“Great. Another visible sign to tell the world how weird we are.”
“Karma,” Jane repeats, the softness in her face hardening just a bit. “Your sisters are excited about this project. They’ve been waiting hours for you to come home and look at it. I know you have the party tonight, but can you spare a minute or two please?”
“You’re right,” I snap back, knowing that my anger’s misplaced, that I should be yelling at Calix or Raz or Barron or Sonja, and not at my family. The stress is just wearing down on me; I can’t take it anymore. “It’s my fault my car broke down, and I got detention for fighting with Raz Loveren, so I’m late. Maybe if you checked your messages as much as you stare at your art, you’d know about it?”
I turn and storm down the hallway, slamming the door before either of my sisters or my mom can follow. The locks slide into place, and I stuff my headphones in my ears, using my phone to blast the band New Years Day until my head begins to ring.
I have a text from Luke waiting for me.
What’s up with the party tonight? April wants to go, but I don’t feel comfortable with her being there. Can you talk some sense into this girl?

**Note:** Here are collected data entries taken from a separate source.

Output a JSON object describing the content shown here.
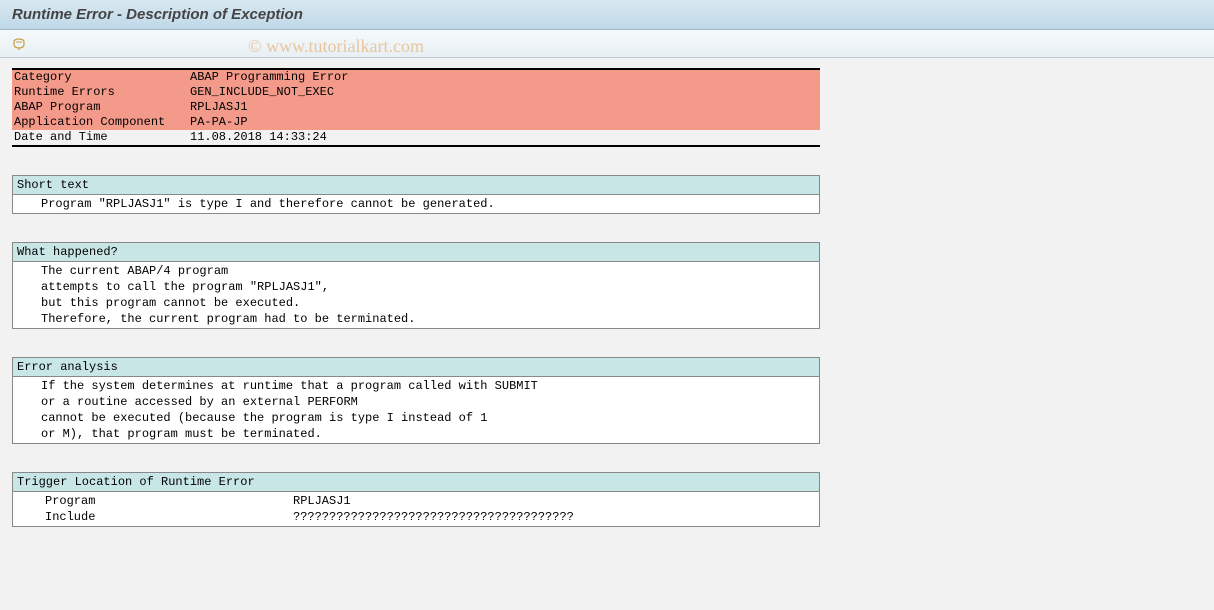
{
  "title": "Runtime Error - Description of Exception",
  "watermark": "© www.tutorialkart.com",
  "errorHeader": {
    "category": {
      "label": "Category",
      "value": "ABAP Programming Error"
    },
    "runtimeErrors": {
      "label": "Runtime Errors",
      "value": "GEN_INCLUDE_NOT_EXEC"
    },
    "abapProgram": {
      "label": "ABAP Program",
      "value": "RPLJASJ1"
    },
    "appComponent": {
      "label": "Application Component",
      "value": "PA-PA-JP"
    },
    "dateTime": {
      "label": "Date and Time",
      "value": "11.08.2018 14:33:24"
    }
  },
  "sections": {
    "shortText": {
      "title": "Short text",
      "lines": [
        "Program \"RPLJASJ1\" is type I and therefore cannot be generated."
      ]
    },
    "whatHappened": {
      "title": "What happened?",
      "lines": [
        "The current ABAP/4 program",
        "attempts to call the program \"RPLJASJ1\",",
        "but this program cannot be executed.",
        "Therefore, the current program had to be terminated."
      ]
    },
    "errorAnalysis": {
      "title": "Error analysis",
      "lines": [
        "If the system determines at runtime that a program called with SUBMIT",
        "or a routine accessed by an external PERFORM",
        "cannot be executed (because the program is type I instead of 1",
        "or M), that program must be terminated."
      ]
    },
    "triggerLocation": {
      "title": "Trigger Location of Runtime Error",
      "program": {
        "label": "Program",
        "value": "RPLJASJ1"
      },
      "include": {
        "label": "Include",
        "value": "???????????????????????????????????????"
      }
    }
  }
}
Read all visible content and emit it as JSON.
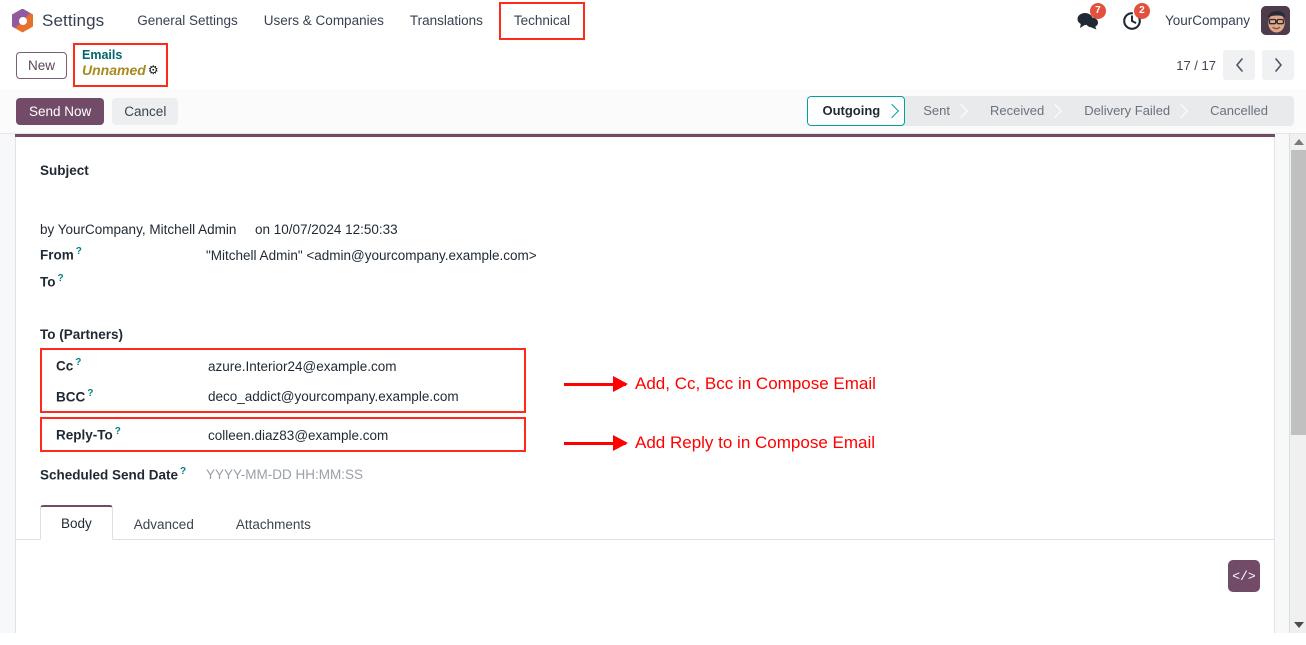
{
  "navbar": {
    "brand": "Settings",
    "logo_icon": "odoo-hexagon-logo",
    "menu": [
      {
        "label": "General Settings",
        "highlighted": false
      },
      {
        "label": "Users & Companies",
        "highlighted": false
      },
      {
        "label": "Translations",
        "highlighted": false
      },
      {
        "label": "Technical",
        "highlighted": true
      }
    ],
    "messages": {
      "icon": "chat-bubble-icon",
      "count": "7"
    },
    "activities": {
      "icon": "clock-activity-icon",
      "count": "2"
    },
    "company": "YourCompany",
    "avatar_icon": "user-avatar"
  },
  "breadcrumb": {
    "new_label": "New",
    "parent": "Emails",
    "current": "Unnamed",
    "gear_icon": "gear-icon"
  },
  "pager": {
    "count": "17 / 17",
    "prev_icon": "chevron-left-icon",
    "next_icon": "chevron-right-icon"
  },
  "actions": {
    "send_now": "Send Now",
    "cancel": "Cancel"
  },
  "statusbar": {
    "stages": [
      {
        "label": "Outgoing",
        "active": true
      },
      {
        "label": "Sent",
        "active": false
      },
      {
        "label": "Received",
        "active": false
      },
      {
        "label": "Delivery Failed",
        "active": false
      },
      {
        "label": "Cancelled",
        "active": false
      }
    ]
  },
  "form": {
    "subject_label": "Subject",
    "subject_value": "",
    "meta_by": "by YourCompany, Mitchell Admin",
    "meta_on": "on 10/07/2024 12:50:33",
    "from_label": "From",
    "from_value": "\"Mitchell Admin\" <admin@yourcompany.example.com>",
    "to_label": "To",
    "to_value": "",
    "to_partners_label": "To (Partners)",
    "to_partners_value": "",
    "cc_label": "Cc",
    "cc_value": "azure.Interior24@example.com",
    "bcc_label": "BCC",
    "bcc_value": "deco_addict@yourcompany.example.com",
    "reply_to_label": "Reply-To",
    "reply_to_value": "colleen.diaz83@example.com",
    "scheduled_label": "Scheduled Send Date",
    "scheduled_placeholder": "YYYY-MM-DD HH:MM:SS",
    "tooltip_marker": "?"
  },
  "notebook": {
    "tabs": [
      {
        "label": "Body",
        "active": true
      },
      {
        "label": "Advanced",
        "active": false
      },
      {
        "label": "Attachments",
        "active": false
      }
    ],
    "code_button_icon": "code-icon",
    "code_button_label": "</>"
  },
  "annotations": [
    {
      "text": "Add, Cc, Bcc in Compose Email",
      "target": "cc-bcc-fields"
    },
    {
      "text": "Add Reply to in Compose Email",
      "target": "reply-to-field"
    }
  ],
  "colors": {
    "primary": "#714b67",
    "accent_teal": "#00a09d",
    "annotation_red": "#ff0000",
    "breadcrumb_parent": "#01666b",
    "breadcrumb_current": "#a8891c",
    "badge": "#e3503e"
  }
}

With a sigh, I sink down to the edge of my bed and rub my forehead with my fingers. My easel sits quietly in the corner, mocking me with a tiny canvas covered in black paint and silver stars. I’ve been working on it for months, adding layer after layer until the designs began to pop up off the surface. There’s a crescent moon in the center, a lone tree shining silver beneath it. I’m not sure what I’m going for with the piece. Mama Cathy says all art starts with intention, so if that’s the case, I guess I’m fucked.
Staring at the piece, I feel my anger start to ride hot and heavy through me.
Before I can think better of it, I stand up and tear it from the easel, using an X-Acto knife from my desk to score the canvas over and over again, imagining it as Raz’s face. Barron’s. Sonja’s. Calix’s. And then I throw it against the wall and sink to the floor.
One more year, Karma, that’s it.
One more year and I’ll be free of the Knight Crew and this stupid, shitty town.
But for now, I’m here, and I have to make the best of it.
I’m going to the party tonight, I tell Luke, tapping out a quick group text to her and April. If you guys want to come, meet me at the bus stop at seven.
It’s a bit of a copout, ignoring the message that Luke sent me about April—she’s probably right about April staying home—but I’m just not in the mood to deal with it. Instead, I stand up and throw my closet open, looking for something to wear tonight. You know, since my goddamn dress was stolen from the clothesline this morning.
Whatever I wear, it has to be good.
Because whatever Devils’ Day tricks the Knight Crew thinks they can pull on me, I’ve got to do better.
Or worse, rather.
Much, much worse.The Devils’ Day Party is always held at Devils’ Den, a remote spring in the bottom of a shallow cave. Just behind it, there’s an old steam train and several passenger cars, sitting on a bit of broken track that leads to nowhere. About a five-minute walk from the spring are several glamping treehouses, locked up and waiting for the spring and summer rush. During the Devils’ Day Party, they’re inevitably broken into and defiled. The owner’s tried everything: security cameras, plywood over the windows, and even once, he sat outside with a shotgun.
Didn’t matter.
Somebody—nobody knows who—hit the man in the back of the head with a baseball bat and left him inside one of the treehouses until morning. After that, he pretty much gave up. We have exactly two police officers in Devil Springs, and they have far more important things to worry about on Devils’ Day than a bunch of teens getting drunk and fucking in some stupid luxury cabins made for tourists.
I’m standing at the edge of the clearing, the bonfire leaping and dancing in front of me, reaching orange claws up to the heavens where a crescent moon sits—much like the one on the Crescent Prep logo. Much like the painting I just destroyed. My heart aches a little at the thought, but I push the emotion aside, eyes scanning the gathered crowd for any signs of the Knight Crew.
They’re not hard to find, clustered around a very familiar yellow car with mangled eyelashes. Calix lounges on the roof like a dark god, smiling at his worshippers, his dark mask fixed in place—both the physical one he’s wearing, and the emotional one he uses as a shield.